Original Artisti, collettivo composto da una decina di persone nato nel 2020 nel quartiere torinese Barriera di Milano, ispirandosi al rap francese delle seconde generazioni di migranti, è stato audito nella seduta del 23 settembre 2025 delle Commissioni Contrasto fenomeni di intolleranza e razzismo e Quinta, presieduta da Abdullahi Ahmed (PD).

Il rapper Milo e gli altri rappresentanti dell’associazione hanno illustrato la genesi del loro progetto, nato per rendere l’arte e la cultura più accessibili e avere spazi per condividere la musica, in particolare quella hip hop.

Fare musica – hanno spiegato – spesso è un lusso perché gli strumenti sono molto cari e non ci sono luoghi per provare e registrare.

Per questo motivo Original Artisti organizza ogni mese al Circolo Banfo, in via Cervino 0 a Torino, una “Original Jam”, ovvero un evento gratuito con artisti emergenti e produttori musicali per coinvolgere ragazzi e ragazze.

E questa domenica 28 settembre, dalle ore 15 alle 20, all’interno del Circolo Banfo, verrà inaugurato “Original Studio”, uno studio di registrazione aperto a tutti e tutte. Sarà uno spazio per confrontarsi, fare amicizia, stringere nuove collaborazioni, per stare insieme, conoscere persone e crescere collettivamente.

Nel dibattito in Commissione, Abdullahi Ahmed (PD) ha sottolineato l’importanza di dare voce anche alla narrazione positiva di Barriera di Milano, mentre Tea Castiglione (M5S) ha domandato approfondimenti sulle collaborazione del collettivo con altri quartieri, la Circoscrizione Sei e le scuole.

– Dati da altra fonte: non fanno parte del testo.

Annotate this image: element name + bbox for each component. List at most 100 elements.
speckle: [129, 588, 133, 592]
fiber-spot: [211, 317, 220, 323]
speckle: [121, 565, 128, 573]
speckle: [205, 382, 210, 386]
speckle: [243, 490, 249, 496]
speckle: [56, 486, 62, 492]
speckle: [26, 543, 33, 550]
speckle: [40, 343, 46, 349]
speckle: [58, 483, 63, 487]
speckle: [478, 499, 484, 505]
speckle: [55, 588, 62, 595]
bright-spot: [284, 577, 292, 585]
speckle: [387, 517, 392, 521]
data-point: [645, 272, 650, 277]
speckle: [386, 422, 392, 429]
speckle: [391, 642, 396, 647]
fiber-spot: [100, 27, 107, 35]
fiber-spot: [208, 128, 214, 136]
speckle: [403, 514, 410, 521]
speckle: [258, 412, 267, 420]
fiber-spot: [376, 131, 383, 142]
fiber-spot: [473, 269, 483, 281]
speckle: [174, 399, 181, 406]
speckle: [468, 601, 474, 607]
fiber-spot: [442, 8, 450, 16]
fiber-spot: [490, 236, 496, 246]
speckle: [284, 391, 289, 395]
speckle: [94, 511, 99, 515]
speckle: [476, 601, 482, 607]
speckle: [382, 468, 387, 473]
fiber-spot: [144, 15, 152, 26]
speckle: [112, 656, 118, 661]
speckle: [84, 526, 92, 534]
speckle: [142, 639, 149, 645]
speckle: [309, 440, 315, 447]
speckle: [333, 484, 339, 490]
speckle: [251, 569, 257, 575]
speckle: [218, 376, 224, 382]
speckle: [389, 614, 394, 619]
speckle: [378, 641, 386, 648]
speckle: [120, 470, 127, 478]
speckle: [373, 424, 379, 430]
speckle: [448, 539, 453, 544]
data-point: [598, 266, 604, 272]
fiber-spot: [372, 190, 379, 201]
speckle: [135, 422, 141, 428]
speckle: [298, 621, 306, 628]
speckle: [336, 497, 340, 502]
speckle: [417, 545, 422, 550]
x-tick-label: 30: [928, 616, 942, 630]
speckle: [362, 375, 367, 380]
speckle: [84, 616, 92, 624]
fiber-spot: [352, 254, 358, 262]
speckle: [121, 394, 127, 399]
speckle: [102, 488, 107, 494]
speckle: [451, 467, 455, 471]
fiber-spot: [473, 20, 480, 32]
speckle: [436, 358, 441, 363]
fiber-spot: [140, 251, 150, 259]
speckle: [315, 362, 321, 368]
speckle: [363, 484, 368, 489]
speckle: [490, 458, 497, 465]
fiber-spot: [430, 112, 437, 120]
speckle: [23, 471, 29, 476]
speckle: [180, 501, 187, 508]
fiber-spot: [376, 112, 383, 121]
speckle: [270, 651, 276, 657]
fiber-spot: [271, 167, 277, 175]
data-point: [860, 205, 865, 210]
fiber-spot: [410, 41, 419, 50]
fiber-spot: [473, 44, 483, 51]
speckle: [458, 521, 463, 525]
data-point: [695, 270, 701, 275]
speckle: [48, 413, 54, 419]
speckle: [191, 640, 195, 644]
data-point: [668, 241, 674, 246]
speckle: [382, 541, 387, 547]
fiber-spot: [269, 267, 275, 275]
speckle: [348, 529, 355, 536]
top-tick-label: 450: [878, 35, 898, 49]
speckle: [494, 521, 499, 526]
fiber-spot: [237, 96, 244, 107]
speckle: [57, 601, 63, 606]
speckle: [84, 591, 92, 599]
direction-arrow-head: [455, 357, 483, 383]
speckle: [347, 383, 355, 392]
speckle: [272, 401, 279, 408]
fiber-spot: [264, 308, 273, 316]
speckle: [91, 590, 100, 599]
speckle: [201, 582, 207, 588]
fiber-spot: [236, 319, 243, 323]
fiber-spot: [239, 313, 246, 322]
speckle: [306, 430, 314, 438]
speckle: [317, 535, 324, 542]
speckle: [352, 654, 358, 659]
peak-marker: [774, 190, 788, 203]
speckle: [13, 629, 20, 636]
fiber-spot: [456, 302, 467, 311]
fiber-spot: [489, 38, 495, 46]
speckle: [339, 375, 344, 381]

Tony Ledda (PD) ha evidenziato che il quartiere presenta tante criticità, ma anche positività, come dimostra questo progetto. Lorenza Patriarca (PD) ha quindi chiesto informazioni sulla nascita del collettivo e sulle azioni intraprese.

L’assessora alle Periferie e alle Politiche educative e giovanili, Carlotta Salerno, ha ribadito che ormai Original Artisti è diventato un solido punto di riferimento per tutto il quartiere, grazie al lavoro autentico che svolge in favore delle nuove generazioni.